How can you as a leader be better at dealing with tomorrow's crises?
Here are some words of wisdom from the expert panel on how to prepare for leadership challenges that were presented at SEDU's jubilee seminar.
1. Despite a changing world, public expectations remain the same
Despite the increasingly changing environment, people have not changed at the same rate. People's demands on how to be a good leader apply both now and in the future.
2. Practice makes perfect!
who was also on the expert panel, stressed the difference that regular exercises can make and the importance of having a system for training and exercises. She also encouraged including the staff in the exercises since during an exercise, plans and procedures are put to the test and this will make your starting point better when a crisis actually hits.
3. Be prepared to motivate your actions and decisions.

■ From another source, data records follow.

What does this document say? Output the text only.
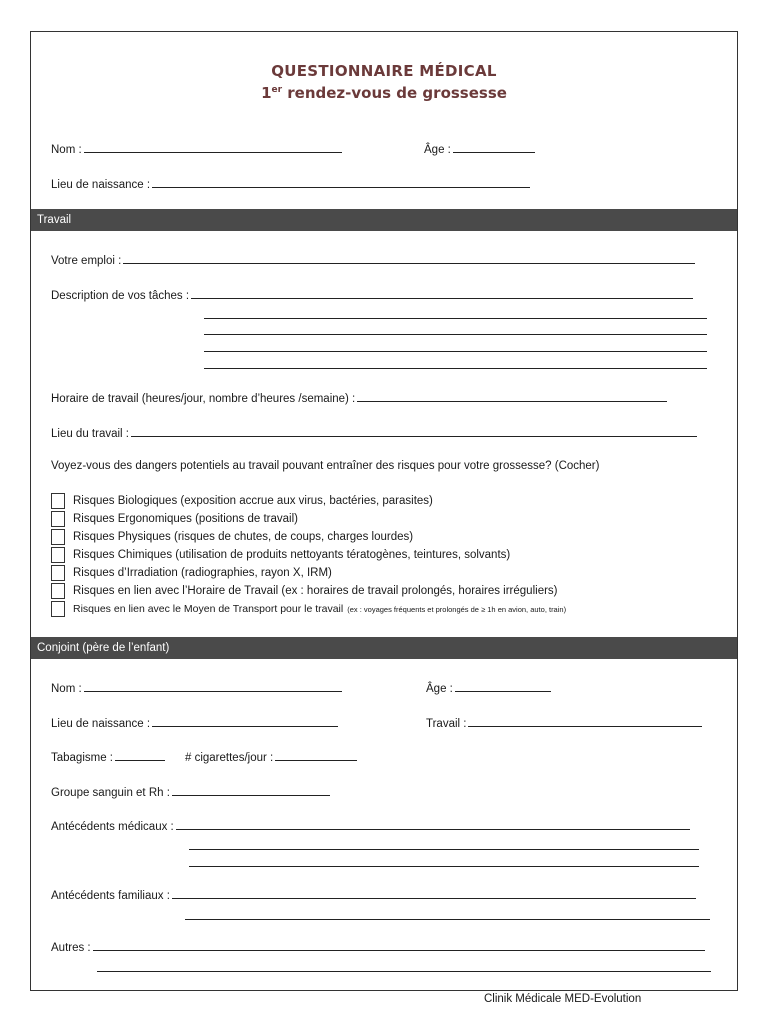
QUESTIONNAIRE MÉDICAL
1er rendez-vous de grossesse
Nom :	Âge :
Lieu de naissance :
Travail
Votre emploi :
Description de vos tâches :
Horaire de travail (heures/jour, nombre d’heures /semaine) :
Lieu du travail :
Voyez-vous des dangers potentiels au travail pouvant entraîner des risques pour votre grossesse? (Cocher)
Risques Biologiques (exposition accrue aux virus, bactéries, parasites)
Risques Ergonomiques (positions de travail)
Risques Physiques (risques de chutes, de coups, charges lourdes)
Risques Chimiques (utilisation de produits nettoyants tératogènes, teintures, solvants)
Risques d’Irradiation (radiographies, rayon X, IRM)
Risques en lien avec l’Horaire de Travail (ex : horaires de travail prolongés, horaires irréguliers)
Risques en lien avec le Moyen de Transport pour le travail (ex : voyages fréquents et prolongés de ≥ 1h en avion, auto, train)
Conjoint (père de l’enfant)
Nom :	Âge :
Lieu de naissance :	Travail :
Tabagisme :	# cigarettes/jour :
Groupe sanguin et Rh :
Antécédents médicaux :
Antécédents familiaux :
Autres :
Clinik Médicale MED-Evolution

Document your work!
Remember, even when in the midist of a crisis, that questions regarding accountability will eventually be raised. The public's perception of what has happened and who is to blame will be continuously discussed throughout the duration of the crisis in the social media and will affect the demand for accountability. The accountability process can start early and will require that you as a leader can demonstrate what actions you have taken - and when. It can be helpful to document in a logbook what decisions were made as well as what information you had and what the situation looked like when you made those decisions. Unfortunately, your ability to remember the details will significantly fade over time.

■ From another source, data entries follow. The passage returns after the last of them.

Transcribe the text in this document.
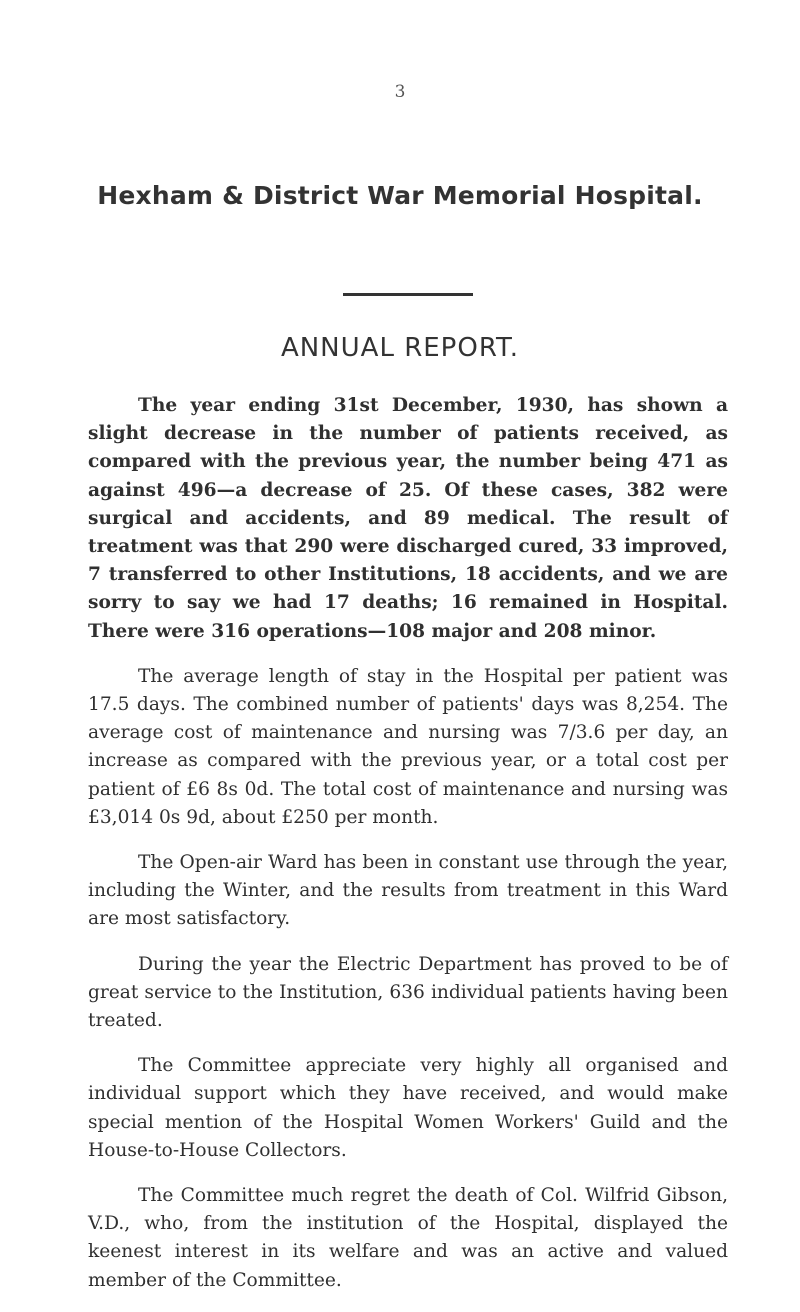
3
Hexham & District War Memorial Hospital.
ANNUAL REPORT.

The year ending 31st December, 1930, has shown a slight decrease in the number of patients received, as compared with the previous year, the number being 471 as against 496—a decrease of 25. Of these cases, 382 were surgical and accidents, and 89 medical. The result of treatment was that 290 were discharged cured, 33 improved, 7 transferred to other Institutions, 18 accidents, and we are sorry to say we had 17 deaths; 16 remained in Hospital. There were 316 operations—108 major and 208 minor.

The average length of stay in the Hospital per patient was 17.5 days. The combined number of patients' days was 8,254. The average cost of maintenance and nursing was 7/3.6 per day, an increase as compared with the previous year, or a total cost per patient of £6 8s 0d. The total cost of maintenance and nursing was £3,014 0s 9d, about £250 per month.

The Open-air Ward has been in constant use through the year, including the Winter, and the results from treatment in this Ward are most satisfactory.

During the year the Electric Department has proved to be of great service to the Institution, 636 individual patients having been treated.

The Committee appreciate very highly all organised and individual support which they have received, and would make special mention of the Hospital Women Workers' Guild and the House-to-House Collectors.

The Committee much regret the death of Col. Wilfrid Gibson, V.D., who, from the institution of the Hospital, displayed the keenest interest in its welfare and was an active and valued member of the Committee.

4. Get advice and learn from others!
One needs to learn how to be a good leader. Research on leadership and crisis management can provide some good hints, which can often be implemented in everyday activities and during a more serious situation. Yet, one obstacle is that research results are sometimes difficult to get a hold of and therefore efforts need to be made to made it more accessible.

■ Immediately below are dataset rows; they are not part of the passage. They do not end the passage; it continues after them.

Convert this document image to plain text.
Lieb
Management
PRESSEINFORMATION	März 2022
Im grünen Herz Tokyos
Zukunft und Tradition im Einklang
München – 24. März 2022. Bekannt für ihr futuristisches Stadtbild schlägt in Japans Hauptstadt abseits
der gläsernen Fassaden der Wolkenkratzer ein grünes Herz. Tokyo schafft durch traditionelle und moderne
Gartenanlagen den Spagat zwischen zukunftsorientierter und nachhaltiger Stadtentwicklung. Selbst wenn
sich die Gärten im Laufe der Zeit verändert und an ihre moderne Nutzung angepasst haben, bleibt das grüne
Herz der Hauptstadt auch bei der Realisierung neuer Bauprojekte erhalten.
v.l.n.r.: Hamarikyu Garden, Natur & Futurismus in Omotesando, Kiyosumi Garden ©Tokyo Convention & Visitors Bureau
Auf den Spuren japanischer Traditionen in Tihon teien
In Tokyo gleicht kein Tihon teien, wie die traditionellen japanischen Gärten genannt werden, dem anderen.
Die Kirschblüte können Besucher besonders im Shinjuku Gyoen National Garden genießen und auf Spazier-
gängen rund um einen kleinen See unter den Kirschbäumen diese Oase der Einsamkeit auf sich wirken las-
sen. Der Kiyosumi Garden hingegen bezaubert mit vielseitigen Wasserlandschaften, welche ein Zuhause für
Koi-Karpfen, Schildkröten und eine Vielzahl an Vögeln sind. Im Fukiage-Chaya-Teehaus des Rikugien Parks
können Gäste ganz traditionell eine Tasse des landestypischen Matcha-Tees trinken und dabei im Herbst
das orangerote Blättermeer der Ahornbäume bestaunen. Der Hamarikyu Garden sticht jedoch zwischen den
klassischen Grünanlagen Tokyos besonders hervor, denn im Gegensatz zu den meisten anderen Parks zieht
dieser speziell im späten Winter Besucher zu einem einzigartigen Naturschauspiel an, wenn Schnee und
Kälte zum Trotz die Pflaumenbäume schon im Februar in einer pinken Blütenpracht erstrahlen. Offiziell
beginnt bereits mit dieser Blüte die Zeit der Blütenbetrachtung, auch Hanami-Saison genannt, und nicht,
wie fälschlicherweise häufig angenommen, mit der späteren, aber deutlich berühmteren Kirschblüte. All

5. Everything is not your fault!
We all have witnessed poor leadership. Perhaps it is because the leader is psychopathic or narcissistic, but the source may be your organization. Leadership is considered destructive when it includes hostility and stifles an organization. In today's world, leaders do not always have the time to be structured or to be interested in their colleagues in the way they may want to. Disfunctional organizations and circumstances can create destructive leaders.
The experts on the panel included, from left to right:
- Sanneke Kuipers - Associate Professor at Leiden University, Netherlands
- Lieutenant General Dennis Gyllensporre - Chief of Defence Staff at the Swedish Armed Forces HQ and Associate Professor at the Swedish Defence University
- Annika Brändström - Deputy Director General at the Ministry of Justice and the Head of the Crisis Management Coordination Secretariat
- Maria Fors Brandebo - Lecturer, Swedish Defence University
- Robert Egnell - Professor and Head of the Swedish Defence University's Department for Security, Strategy and Leadership
- The seminar was moderated by Pär Daléus (not present in above photo) - Head of Executive Education at the Swedish Defence University's Centre for Societal Security.
About the SEDU's jubilee seminar
This seminar "Leadership in crisis – tomorrow’s challenges" was held on 19 April 2018 in connection with the Public and Political Leadership (PUPOL) Conference. The seminar was recorded and is available here.
This seminar was one of the many activities being arranged to celebrate the Swedish Defence University’s 200-year jubilee as a military education institution and 10 years as a higher education institution.